Trithionate
- Names: IUPAC name 2,2,4,4-tetraoxido-1,5-dioxy-2,3,4-trisulfy-[5]catenate(2−)

Identifiers
- CAS Number: 15579-17-6;
- 3D model (JSmol): Interactive image;
- ChEBI: CHEBI:15987;
- ChemSpider: 477;
- Gmelin Reference: 142337
- KEGG: C01861;
- PubChem CID: 491;
- CompTox Dashboard (EPA): DTXSID20165968 ;

Properties
- Chemical formula: O_{6}S_{3}^{−2}
- Molar mass: 192.18 g·mol^{−1}
- Conjugate acid: Trithionic acid

= Trithionate =

Trithionate is an oxyanion of sulfur with the chemical formula S_{3}O_{6}^{2−}. It is the conjugate base of trithionic acid.
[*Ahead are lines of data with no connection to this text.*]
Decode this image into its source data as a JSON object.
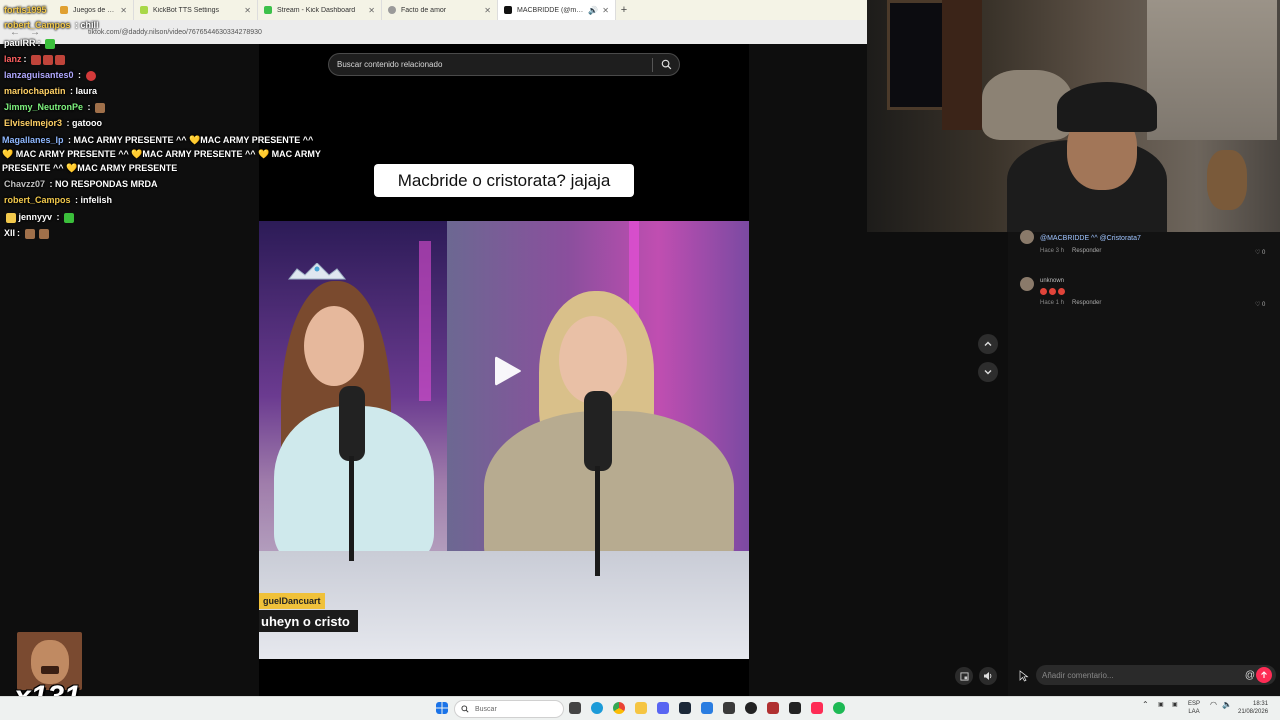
{
  "browser": {
    "tabs": [
      {
        "title": "Juegos de casino",
        "icon_color": "#e0a030",
        "active": false
      },
      {
        "title": "KickBot TTS Settings",
        "icon_color": "#a8d848",
        "active": false
      },
      {
        "title": "Stream - Kick Dashboard",
        "icon_color": "#3cc14a",
        "active": false
      },
      {
        "title": "Facto de amor",
        "icon_color": "#9a9a9a",
        "active": false
      },
      {
        "title": "MACBRIDDE (@macbrid",
        "icon_color": "#111111",
        "active": true
      }
    ],
    "new_tab": "+",
    "url": "tiktok.com/@daddy.nilson/video/7676544630334278930"
  },
  "chat": {
    "messages": [
      {
        "user": "fortis1995",
        "text": "",
        "user_color": "#f2c94c"
      },
      {
        "user": "robert_Campos",
        "text": "chill",
        "user_color": "#f2c94c"
      },
      {
        "user": "paulRR",
        "text": "",
        "user_color": "#ffffff"
      },
      {
        "user": "lanz",
        "text": "",
        "user_color": "#ff6060"
      },
      {
        "user": "lanzaguisantes0",
        "text": "",
        "user_color": "#b0a8ff"
      },
      {
        "user": "mariochapatin",
        "text": "laura",
        "user_color": "#ffd166"
      },
      {
        "user": "Jimmy_NeutronPe",
        "text": "",
        "user_color": "#7ef27e"
      },
      {
        "user": "Elviselmejor3",
        "text": "gatooo",
        "user_color": "#ffd166"
      },
      {
        "user": "Magallanes_lp",
        "text": "MAC ARMY PRESENTE ^^ 💛MAC ARMY PRESENTE ^^ 💛 MAC ARMY PRESENTE ^^ 💛MAC ARMY PRESENTE ^^ 💛 MAC ARMY PRESENTE ^^ 💛MAC ARMY PRESENTE",
        "user_color": "#8fb8ff"
      },
      {
        "user": "Chavzz07",
        "text": "NO RESPONDAS MRDA",
        "user_color": "#c0c0c0"
      },
      {
        "user": "robert_Campos",
        "text": "infelish",
        "user_color": "#f2c94c"
      },
      {
        "user": "jennyyv",
        "text": "",
        "user_color": "#ffffff"
      },
      {
        "user": "XII",
        "text": "",
        "user_color": "#ffffff"
      }
    ],
    "big_counter": "x131"
  },
  "video": {
    "search_placeholder": "Buscar contenido relacionado",
    "caption": "Macbride o cristorata? jajaja",
    "name_tag": "guelDancuart",
    "subtitle": "uheyn o cristo"
  },
  "comments": [
    {
      "author": "",
      "text": "@MACBRIDDE ^^ @Cristorata7",
      "time": "Hace 3 h",
      "reply": "Responder",
      "likes": "0"
    },
    {
      "author": "unknown",
      "text": "",
      "time": "Hace 1 h",
      "reply": "Responder",
      "likes": "0"
    }
  ],
  "add_comment": {
    "placeholder": "Añadir comentario...",
    "at": "@"
  },
  "taskbar": {
    "search": "Buscar",
    "lang_top": "ESP",
    "lang_bottom": "LAA",
    "time": "18:31",
    "date": "21/08/2026"
  },
  "colors": {
    "accent_tiktok": "#fe2c55",
    "highlight": "#f0c13a"
  }
}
Dilute sodium hydroxide hydrolyzes S_{4}N_{4} as follows, yielding sodium thiosulfate and sodium trithionate:

2 S_{4}N_{4} + 6 NaOH + 9 H_{2}O → Na_{2}S_{2}O_{3} + 2 Na_{2}S_{3}O_{6} + 8 NH_{3}

Certain sulfate-reducing bacteria have been known to use the compound in respiration.